The best we can do is attempt to recreate essential processes of life, such as metabolism or replication. “An interest in the processes, regardless of what they are, to me is more interesting than just finding a molecule,” says Joseph Moran at the University of Strasbourg in France.
The problem is that we don’t know which of life’s processes came first, and therefore which we should be seeking to demonstrate in the lab. For example, by comparing the DNA of distantly related organisms, biologists have partially reconstructed the Last Universal Common Ancestor (LUCA): the species from which all living organisms today are descended. Unfortunately, it turns out LUCA was complicated, with hundreds of genes and proteins. There must be a long prehistory of life prior to LUCA, about which we know virtually nothing, so we can’t use LUCA to figure out which of life’s processes came first. “Simply saying that something is universal does not constitute an argument [that it came first],” says Eric Smith at the Earth-Life Science Institute in Tokyo, Japan.

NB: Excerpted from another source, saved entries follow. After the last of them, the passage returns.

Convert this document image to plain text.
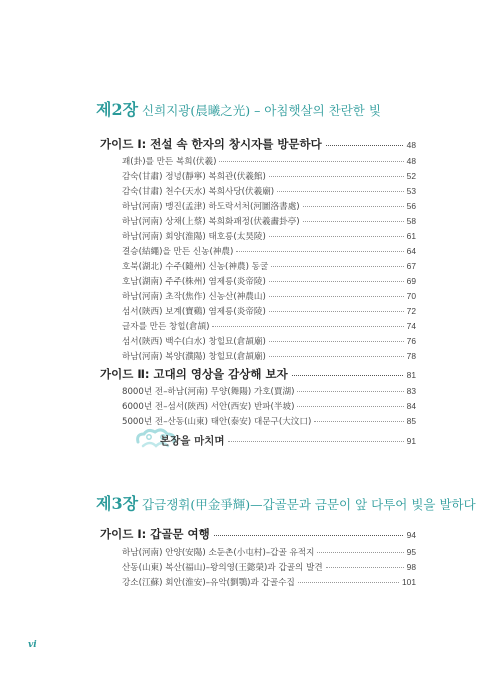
제2장 신희지광(晨曦之光) – 아침햇살의 찬란한 빛
가이드 Ⅰ: 전설 속 한자의 창시자를 방문하다	48
괘(卦)를 만든 복희(伏羲)	48
감숙(甘肅) 정녕(靜寧) 복희관(伏羲館)	52
감숙(甘肅) 천수(天水) 복희사당(伏羲廟)	53
하남(河南) 맹진(孟津) 하도락서처(河圖洛書處)	56
하남(河南) 상채(上蔡) 복희화괘정(伏羲畵卦亭)	58
하남(河南) 회양(淮陽) 태호릉(太昊陵)	61
결승(結繩)을 만든 신농(神農)	64
호북(湖北) 수주(隨州) 신농(神農) 동굴	67
호남(湖南) 주주(株州) 염제릉(炎帝陵)	69
하남(河南) 초작(焦作) 신농산(神農山)	70
섬서(陝西) 보계(寶鷄) 염제릉(炎帝陵)	72
글자를 만든 창힐(倉頡)	74
섬서(陝西) 백수(白水) 창힐묘(倉頡廟)	76
하남(河南) 복양(濮陽) 창힐묘(倉頡廟)	78
가이드 Ⅱ: 고대의 영상을 감상해 보자	81
8000년 전–하남(河南) 무양(舞陽) 가호(賈湖)	83
6000년 전–섬서(陝西) 서안(西安) 반파(半坡)	84
5000년 전–산동(山東) 태안(泰安) 대문구(大汶口)	85
본장을 마치며	91
제3장 갑금쟁휘(甲金爭輝)—갑골문과 금문이 앞 다투어 빛을 발하다
가이드 Ⅰ: 갑골문 여행	94
하남(河南) 안양(安陽) 소둔촌(小屯村)–갑골 유적지	95
산동(山東) 복산(福山)–왕의영(王懿榮)과 갑골의 발견	98
강소(江蘇) 회안(淮安)–유악(劉鶚)과 갑골수집	101
vi
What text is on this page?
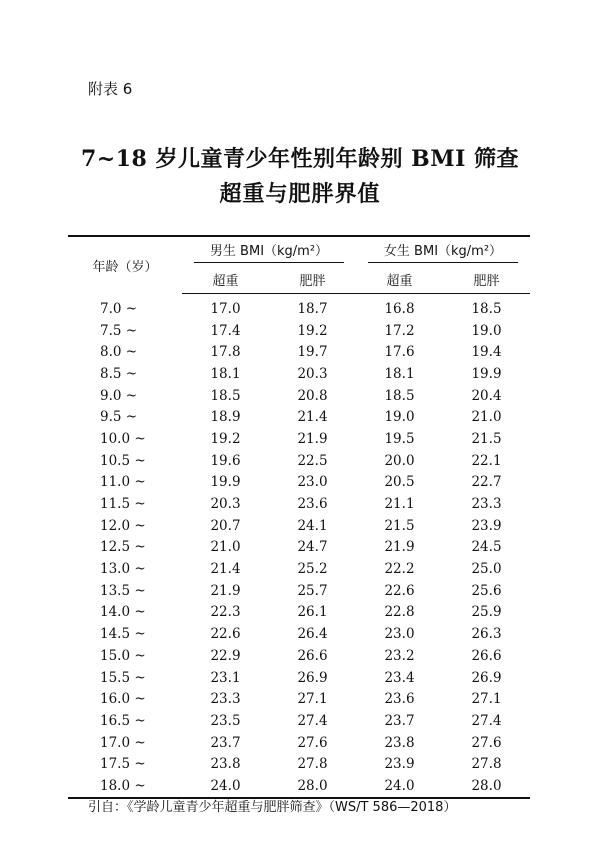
附表 6
7~18 岁儿童青少年性别年龄别 BMI 筛查
超重与肥胖界值
年龄（岁）	男生 BMI（kg/m²）		女生 BMI（kg/m²）	
	超重	肥胖	超重	肥胖
7.0 ~	17.0	18.7	16.8	18.5
7.5 ~	17.4	19.2	17.2	19.0
8.0 ~	17.8	19.7	17.6	19.4
8.5 ~	18.1	20.3	18.1	19.9
9.0 ~	18.5	20.8	18.5	20.4
9.5 ~	18.9	21.4	19.0	21.0
10.0 ~	19.2	21.9	19.5	21.5
10.5 ~	19.6	22.5	20.0	22.1
11.0 ~	19.9	23.0	20.5	22.7
11.5 ~	20.3	23.6	21.1	23.3
12.0 ~	20.7	24.1	21.5	23.9
12.5 ~	21.0	24.7	21.9	24.5
13.0 ~	21.4	25.2	22.2	25.0
13.5 ~	21.9	25.7	22.6	25.6
14.0 ~	22.3	26.1	22.8	25.9
14.5 ~	22.6	26.4	23.0	26.3
15.0 ~	22.9	26.6	23.2	26.6
15.5 ~	23.1	26.9	23.4	26.9
16.0 ~	23.3	27.1	23.6	27.1
16.5 ~	23.5	27.4	23.7	27.4
17.0 ~	23.7	27.6	23.8	27.6
17.5 ~	23.8	27.8	23.9	27.8
18.0 ~	24.0	28.0	24.0	28.0
引自：《学龄儿童青少年超重与肥胖筛查》（WS/T 586—2018）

Experiments have produced increasingly complex chemical systems that aren’t alive but have some of the features of life. However, these chemical systems are still a far cry from even the simplest known forms of life. Smith says that one of our biggest issues is that we have no idea what the intermediate stages looked like.
A key challenge will be to identify the bottlenecks that prevent non-living chemical systems from becoming more complex. The most promising molecules and processes will be those that offer ways through those bottlenecks, says Smith. “This is why I think the origin of life will turn out to remain an interesting and fun problem for quite a long time.”